Northeast hit with power shortages . . .
China is experiencing unprecedented electricity cuts in the three northeastern provinces of Liaoning, Jilin, and Heilongjiang, with millions of homes and dozens of factories without power. Many factories had to stop production, including suppliers of Apple and Tesla, sparking concerns about potential impacts to supply chains. One company said in a now-deleted post that this was the “new normal” and that it expects the power shortages to last until the spring. Other experts said there is no way to know how long the shortages will last. Yesterday, however, the State Grid Corporation of China vowed to ensure a basic power supply and avoid power cuts.
The story behind the shortages . . .
There are various reasons for China’s current electricity shortage. As much of the world opens up after COVID-19 lockdowns, demand for exports has increased – including aluminum and steel, two electricity-heavy exports for China. The New York Times reports that demand for electricity in China is growing at twice the normal pace. This increase has raised coal prices, which has led to curbs on coal usage and widespread rationing of electricity. Another factor is China’s emission standards. The country pledged to cut its emissions by three per cent in 2021, and provincial authorities have been increasingly enforcing cuts as the year comes to an end and certain regions scramble to meet their targets.
Potential impact on China’s economic growth . . .
Almost 60 per cent of China’s economy is powered by coal, leading many to worry about the economic impact these shortages could have.

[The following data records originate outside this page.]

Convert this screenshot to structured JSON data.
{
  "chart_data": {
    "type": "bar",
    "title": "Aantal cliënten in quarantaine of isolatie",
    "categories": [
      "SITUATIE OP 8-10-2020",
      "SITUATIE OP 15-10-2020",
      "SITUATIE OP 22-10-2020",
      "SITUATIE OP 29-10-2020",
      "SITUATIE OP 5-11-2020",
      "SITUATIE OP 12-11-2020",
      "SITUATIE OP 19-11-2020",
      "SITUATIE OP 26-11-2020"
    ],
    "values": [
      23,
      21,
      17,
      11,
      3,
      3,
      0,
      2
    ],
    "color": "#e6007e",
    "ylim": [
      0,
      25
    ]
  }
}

Goldman Sachsestimates these shortages have affected approximately 44 per cent of China’s industrial activity. As a result, the company is decreasing its 2021 GDP growth forecast for China from 8.2 per cent to 7.8 per cent. However, the World Bank also released its East Asia and Pacific Fall 2021 Economic Update on Monday, which predicts that China’s economy will expand by 8.5 per cent in 2021, compared to the previous World Bank prediction of 8.1 per cent – meaning the economy could still recover despite its current electricity woes.